Ричард потер виски. Он чувствовал досаду.

– Дженевив, я же сказал: я не уеду, пока ты нуждаешься в защите.

– О, на случай нападения у меня есть пистолет!

– При себе?

Она помолчала.

– Нет.

– А вот я не храню свой пистолет в ящике стола, как ты. Я готов к решительным действиям, если Фэрбродер сделает первый шаг.

Внезапно Дженевив расплакалась. Ричард в ужасе смотрел на нее.

– Милая, не плачь, – простонал он. – Я не могу видеть твои слезы.

– Оставь меня в покое! – Дженевив закрыла лицо руками.

– Милая, клянусь, я все исправлю! – Ричард коснулся ее плеча.

Она отпрянула и уставилась на него заплаканными глазами, но он не понял, что она хотела сказать таким взглядом.

В Лондоне Ричард слыл отчаянным повесой. Ему не составляло труда усыпить бдительность любой женщины, убедить ее в своей неотразимости, уговорить на любые шалости. Однако в отношениях с Дженевив его опыт и самоуверенность обратились в прах, его слова и действия постоянно встречали сопротивление.

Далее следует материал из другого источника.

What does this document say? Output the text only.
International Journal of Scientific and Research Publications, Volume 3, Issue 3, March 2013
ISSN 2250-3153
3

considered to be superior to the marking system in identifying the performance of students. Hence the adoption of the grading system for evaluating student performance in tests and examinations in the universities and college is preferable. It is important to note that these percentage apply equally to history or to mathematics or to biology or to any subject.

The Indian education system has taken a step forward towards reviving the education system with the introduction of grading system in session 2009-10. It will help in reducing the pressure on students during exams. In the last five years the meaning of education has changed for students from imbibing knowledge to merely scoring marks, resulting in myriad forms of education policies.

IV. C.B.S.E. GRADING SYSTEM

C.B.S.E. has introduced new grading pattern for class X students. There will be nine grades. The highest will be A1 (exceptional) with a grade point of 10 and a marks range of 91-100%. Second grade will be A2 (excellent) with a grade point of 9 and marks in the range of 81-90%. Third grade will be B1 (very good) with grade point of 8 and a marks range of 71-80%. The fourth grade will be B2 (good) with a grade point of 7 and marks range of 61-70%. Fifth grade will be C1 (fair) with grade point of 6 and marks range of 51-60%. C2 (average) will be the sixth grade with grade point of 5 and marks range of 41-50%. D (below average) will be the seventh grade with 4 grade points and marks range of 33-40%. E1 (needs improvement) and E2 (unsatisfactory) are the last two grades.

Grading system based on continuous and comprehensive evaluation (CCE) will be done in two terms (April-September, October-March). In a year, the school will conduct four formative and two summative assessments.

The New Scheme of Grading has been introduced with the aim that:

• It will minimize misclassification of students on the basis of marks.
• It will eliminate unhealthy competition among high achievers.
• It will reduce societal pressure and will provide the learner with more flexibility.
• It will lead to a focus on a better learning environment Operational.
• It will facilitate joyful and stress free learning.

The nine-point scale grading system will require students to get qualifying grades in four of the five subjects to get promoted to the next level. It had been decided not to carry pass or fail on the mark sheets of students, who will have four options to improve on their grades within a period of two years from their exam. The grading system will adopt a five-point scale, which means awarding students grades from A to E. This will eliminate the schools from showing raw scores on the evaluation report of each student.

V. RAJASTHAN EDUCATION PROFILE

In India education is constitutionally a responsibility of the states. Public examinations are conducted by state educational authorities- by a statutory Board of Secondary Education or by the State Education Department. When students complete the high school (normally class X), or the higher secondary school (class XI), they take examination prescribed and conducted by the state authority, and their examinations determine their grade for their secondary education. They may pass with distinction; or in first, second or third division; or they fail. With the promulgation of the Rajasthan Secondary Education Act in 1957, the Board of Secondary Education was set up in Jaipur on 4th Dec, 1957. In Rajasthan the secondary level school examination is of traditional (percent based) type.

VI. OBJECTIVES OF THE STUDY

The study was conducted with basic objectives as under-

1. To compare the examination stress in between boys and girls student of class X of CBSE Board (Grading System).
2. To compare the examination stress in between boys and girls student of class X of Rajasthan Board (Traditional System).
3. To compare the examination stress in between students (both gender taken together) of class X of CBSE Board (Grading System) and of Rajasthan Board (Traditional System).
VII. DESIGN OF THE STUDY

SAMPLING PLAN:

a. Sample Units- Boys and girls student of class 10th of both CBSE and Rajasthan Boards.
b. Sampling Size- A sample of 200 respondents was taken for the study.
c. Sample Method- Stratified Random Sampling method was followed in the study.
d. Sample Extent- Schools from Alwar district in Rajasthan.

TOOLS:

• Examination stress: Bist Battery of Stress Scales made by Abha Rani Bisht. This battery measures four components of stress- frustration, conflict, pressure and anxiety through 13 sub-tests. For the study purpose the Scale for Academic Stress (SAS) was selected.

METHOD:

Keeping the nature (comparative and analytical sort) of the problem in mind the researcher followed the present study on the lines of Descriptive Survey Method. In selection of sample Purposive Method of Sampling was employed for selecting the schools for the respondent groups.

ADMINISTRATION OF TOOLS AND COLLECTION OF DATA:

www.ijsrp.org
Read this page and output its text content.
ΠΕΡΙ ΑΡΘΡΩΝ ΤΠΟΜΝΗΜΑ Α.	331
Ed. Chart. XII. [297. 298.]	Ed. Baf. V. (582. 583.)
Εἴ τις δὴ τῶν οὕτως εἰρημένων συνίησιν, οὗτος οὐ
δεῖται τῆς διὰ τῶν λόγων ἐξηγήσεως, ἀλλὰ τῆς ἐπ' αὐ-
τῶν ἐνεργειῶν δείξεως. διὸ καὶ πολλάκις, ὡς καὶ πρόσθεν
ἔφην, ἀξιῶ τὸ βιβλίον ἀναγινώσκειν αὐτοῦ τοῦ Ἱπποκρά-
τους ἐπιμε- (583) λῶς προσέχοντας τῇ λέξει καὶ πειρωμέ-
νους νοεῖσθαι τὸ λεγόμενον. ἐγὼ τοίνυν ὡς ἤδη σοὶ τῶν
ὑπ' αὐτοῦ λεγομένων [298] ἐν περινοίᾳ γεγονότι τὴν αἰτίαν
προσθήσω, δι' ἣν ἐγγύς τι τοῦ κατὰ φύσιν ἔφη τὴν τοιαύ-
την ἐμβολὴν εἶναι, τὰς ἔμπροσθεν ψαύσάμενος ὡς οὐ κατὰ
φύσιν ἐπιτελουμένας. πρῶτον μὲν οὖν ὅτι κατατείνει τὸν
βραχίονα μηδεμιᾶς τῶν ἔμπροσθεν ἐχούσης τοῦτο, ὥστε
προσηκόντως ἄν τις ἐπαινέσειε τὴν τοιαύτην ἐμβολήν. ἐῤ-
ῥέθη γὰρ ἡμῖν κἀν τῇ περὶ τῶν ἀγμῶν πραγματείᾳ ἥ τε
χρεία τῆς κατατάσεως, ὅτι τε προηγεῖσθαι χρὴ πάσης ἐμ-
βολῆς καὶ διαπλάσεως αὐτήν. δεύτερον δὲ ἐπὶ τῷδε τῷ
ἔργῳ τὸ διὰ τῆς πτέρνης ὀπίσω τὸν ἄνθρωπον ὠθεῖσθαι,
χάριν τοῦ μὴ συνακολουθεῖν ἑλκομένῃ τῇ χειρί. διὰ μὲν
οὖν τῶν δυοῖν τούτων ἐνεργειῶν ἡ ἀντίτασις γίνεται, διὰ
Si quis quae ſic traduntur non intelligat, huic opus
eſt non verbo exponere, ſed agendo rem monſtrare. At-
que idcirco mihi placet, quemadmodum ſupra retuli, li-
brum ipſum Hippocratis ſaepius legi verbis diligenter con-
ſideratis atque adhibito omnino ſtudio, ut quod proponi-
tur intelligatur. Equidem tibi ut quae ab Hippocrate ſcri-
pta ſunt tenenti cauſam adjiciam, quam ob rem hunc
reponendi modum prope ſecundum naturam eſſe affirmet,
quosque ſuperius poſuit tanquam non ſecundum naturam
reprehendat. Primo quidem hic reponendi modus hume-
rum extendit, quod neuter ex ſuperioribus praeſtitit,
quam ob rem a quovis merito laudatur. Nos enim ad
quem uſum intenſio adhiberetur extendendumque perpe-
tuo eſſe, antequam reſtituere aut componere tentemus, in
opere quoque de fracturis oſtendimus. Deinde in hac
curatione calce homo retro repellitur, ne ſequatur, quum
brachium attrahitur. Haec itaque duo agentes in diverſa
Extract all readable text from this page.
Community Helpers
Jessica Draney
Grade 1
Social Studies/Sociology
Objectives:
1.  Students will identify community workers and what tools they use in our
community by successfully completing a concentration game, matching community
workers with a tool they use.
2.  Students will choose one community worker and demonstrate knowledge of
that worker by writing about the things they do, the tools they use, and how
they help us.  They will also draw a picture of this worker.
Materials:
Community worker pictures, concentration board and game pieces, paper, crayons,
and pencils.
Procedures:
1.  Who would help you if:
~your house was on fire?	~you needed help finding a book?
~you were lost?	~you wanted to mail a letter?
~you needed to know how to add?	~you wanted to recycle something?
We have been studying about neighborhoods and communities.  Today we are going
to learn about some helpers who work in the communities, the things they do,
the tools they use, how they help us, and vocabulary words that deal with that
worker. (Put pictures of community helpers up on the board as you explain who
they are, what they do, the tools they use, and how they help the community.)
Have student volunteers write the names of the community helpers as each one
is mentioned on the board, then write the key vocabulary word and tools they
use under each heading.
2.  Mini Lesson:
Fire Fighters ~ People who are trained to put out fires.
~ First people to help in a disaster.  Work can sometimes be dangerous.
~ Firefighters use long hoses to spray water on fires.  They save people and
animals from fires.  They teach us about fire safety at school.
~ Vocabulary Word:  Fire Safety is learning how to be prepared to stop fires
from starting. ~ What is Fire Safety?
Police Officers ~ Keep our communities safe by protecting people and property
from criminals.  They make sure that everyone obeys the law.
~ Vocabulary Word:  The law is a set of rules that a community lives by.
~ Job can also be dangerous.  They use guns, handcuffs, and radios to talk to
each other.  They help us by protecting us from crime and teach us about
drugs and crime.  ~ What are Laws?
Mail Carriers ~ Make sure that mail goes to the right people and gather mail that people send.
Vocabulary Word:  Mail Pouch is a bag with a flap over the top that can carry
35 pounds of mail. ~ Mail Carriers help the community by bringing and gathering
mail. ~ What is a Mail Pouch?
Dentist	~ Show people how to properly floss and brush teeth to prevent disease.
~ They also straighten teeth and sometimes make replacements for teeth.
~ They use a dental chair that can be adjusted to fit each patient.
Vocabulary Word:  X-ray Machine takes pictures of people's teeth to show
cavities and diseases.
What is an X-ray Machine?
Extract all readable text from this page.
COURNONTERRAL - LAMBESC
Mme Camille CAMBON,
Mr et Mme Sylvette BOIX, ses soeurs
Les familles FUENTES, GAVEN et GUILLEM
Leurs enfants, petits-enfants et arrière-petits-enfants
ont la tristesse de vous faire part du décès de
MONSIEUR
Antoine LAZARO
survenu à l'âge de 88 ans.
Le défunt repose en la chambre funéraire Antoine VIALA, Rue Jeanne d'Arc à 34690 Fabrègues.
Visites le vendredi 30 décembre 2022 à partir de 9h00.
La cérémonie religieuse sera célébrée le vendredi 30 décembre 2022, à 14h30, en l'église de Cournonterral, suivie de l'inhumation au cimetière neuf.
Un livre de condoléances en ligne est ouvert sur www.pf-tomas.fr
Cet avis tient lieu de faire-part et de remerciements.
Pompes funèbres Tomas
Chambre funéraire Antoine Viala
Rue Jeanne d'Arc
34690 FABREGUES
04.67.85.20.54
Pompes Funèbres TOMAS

Они с минуту смотрели друг на друга. Потом Ричард привлек девушку к себе. Она не стала противиться, чем изумила его. Наоборот, прижалась к его плечу, слабо всхлипывая и позволяя гладить себя по волосам, шептать утешительные слова.

Словно величайшую драгоценность, Ричард обнимал Дженевив – внутри у него все пело от восторга. Никогда прежде он не чувствовал себя счастливым лишь от возможности утешать и обнимать женщину.

Ее волосы пахли цветами и осенним лесом, казались мягким шелком. От того, как доверчиво она льнула к нему, томительно сжималось сердце. И в этот момент Ричард Хармзуорт сказал себе, что никого не сможет любить так, как любит Дженевив Барретт.

Ричард боялся, что она все-таки настоит на его отъезде, когда ситуация с проклятым Фэрбродером разрешится. Разве будет его жизнь прежней, если в ней нет любимой женщины? Каким самовлюбленным, наивным, глупым упрямцем он был, когда думал, что никого никогда не полюбит.

Ричард перебирал мягкие волосы Дженевив, пытался запомнить каждую свою эмоцию, вспыхивавшую в разгоряченном мозгу. Теплый осенний свет, лившийся из окна и освещавший золотую солому и нежную макушку Дженевив, теплый запах конского пота, пылинки, кружившие в солнечных лучах, нежный изгиб женского тела…

– Милая моя… – тихо прошептал Ричард, задыхаясь от нахлынувших чувств.

Глава 28

Дженевив понимала, что сама навлекла на себя беду. Хуже всех ее неприятностей была перспектива вновь сдаться на милость человеку, обманувшему ее.

Прошлой ночью она уходила из маленькой часовни с чувством, будто все ее существо разбито на сотни осколков, склеить которые теперь не под силу никому. И вот, оказавшись в объятиях Ричарда Хармзуорта, она собиралась воедино. Не имело никакого значения, что он предатель и лицемер, что он может причинить ей еще немало вреда. Значение имели только его объятия, дарившие покой и чувство защищенности.